There was one Wizards player last season that played in all 82 games. That player was Ramon Sessions. Sessions relieved John Wall to the tune of 9.9 points per game and shot 47.3 percent from the field; his best field goal shooting percentage in a season where he played in more than 40 games. Sessions was durable, created his own shot, and was very valuable as this team's backup point guard this season.
When Sessions would enter for John Wall, the pace of the Wizards offense didn't slow down much. Sessions would often catch the ball near the 28-foot line and would bolt out in transition keeping the opposition on their heels.
This often resulted in a layup, free throws, or easy putbacks for teammates.
Sessions averaged 3.4 free-throw attempts per game, the second-most in the NBA amongst reserve players. Unfortunately, Sessions shot a mediocre 75.6 percent from the free-throw line when he got there. For a player who attempted the third most free throws on this team, it would have been nice to see him shoot above 80 percent from the charity stripe; a feat he's accomplished five times in his career.

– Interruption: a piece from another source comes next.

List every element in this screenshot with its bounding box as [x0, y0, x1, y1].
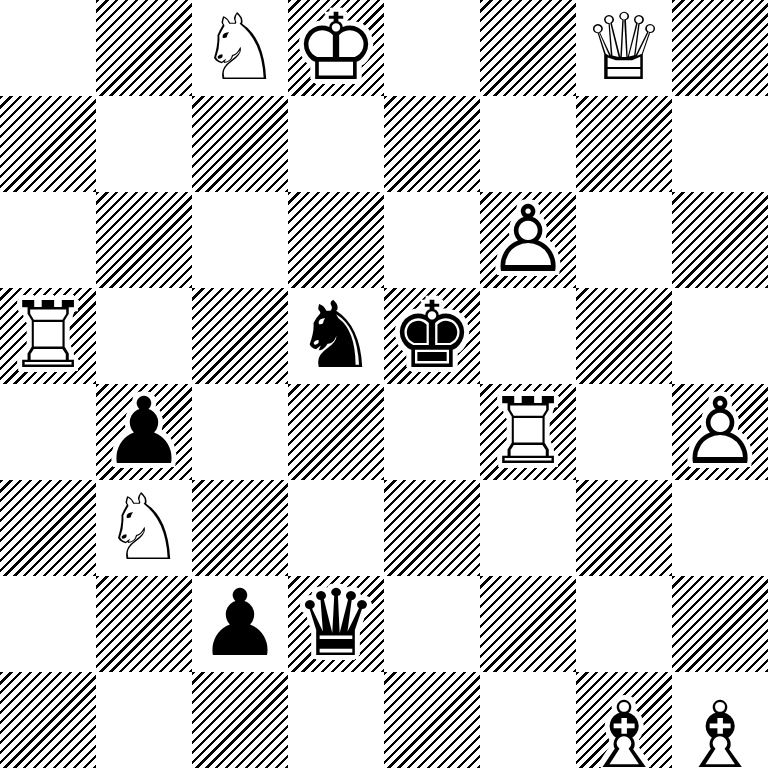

Aside from getting out in transition and getting to the free-throw line, Sessions was fearless in attacking the hole as 51 percent of his shots were taken from five feet or closer. This was key for the Wizards as the second unit's offense stalled out far too many times. If it became obvious that the Wizards would be unable to post up Nene, Sessions would attack the rim to create his own opportunities. This was essential as the Wizards lacked a consistent scorer with the second unit. In addition, if the Wizards' second unit endured a scoring drought, Sessions could call his own number to try and get an easy transition bucket or free throws.
Lastly, Sessions averaged just 2.5 turnovers per 36 minutes, compared 4.1 turnovers per 36 minutes for John Wall. The fact that Sessions could stay in attack mode without turning the ball over was a major plus for a team plagued by bad turnovers.
Sessions is a score-first point guard. If he's not getting easy layups in transition or getting to the free-throw line, he isn't very effective. He averaged just 2.9 assists per game, the fewest for a season in which he averaged 20 minutes or more per game.
However, Sessions averaged 9.6 assists per game in the five games he started when John Wall was forced to sit due to injury. This shows that Sessions is capable of being a facilitator for others; however he tends to alter his game based on if he's starting or coming off of the bench. Perhaps if he had kept that mindset when he came off the bench, he could have offset the pressure to create his own shot with more opportunities for his teammates.
Defense was not Sessions' strong suit either. Point guards usually had their way with Sessions as he was a poor pick-and-roll defender. It's hard to blame him too much for spotty effort on defense though because it was clearly not a point of emphasis this year on the Wizards.
Sessions was a valuable backup point guard for the Wizards this season. His ability to create his own scoring opportunities made him an asset for a second unit who often got caught ball watching. If the Wizards can convince Sessions to stay this offseason, that would be great as he fits nicely in the backup point guard role. However, it's been documented that Sessions is looking to be a starter.
If the Wizards can convince Sessions to stay and be more of a facilitator while playing with the reserves, he should absolutely stay. But, if Sessions is looking to be a starter, that opportunity will not be available here in Washington.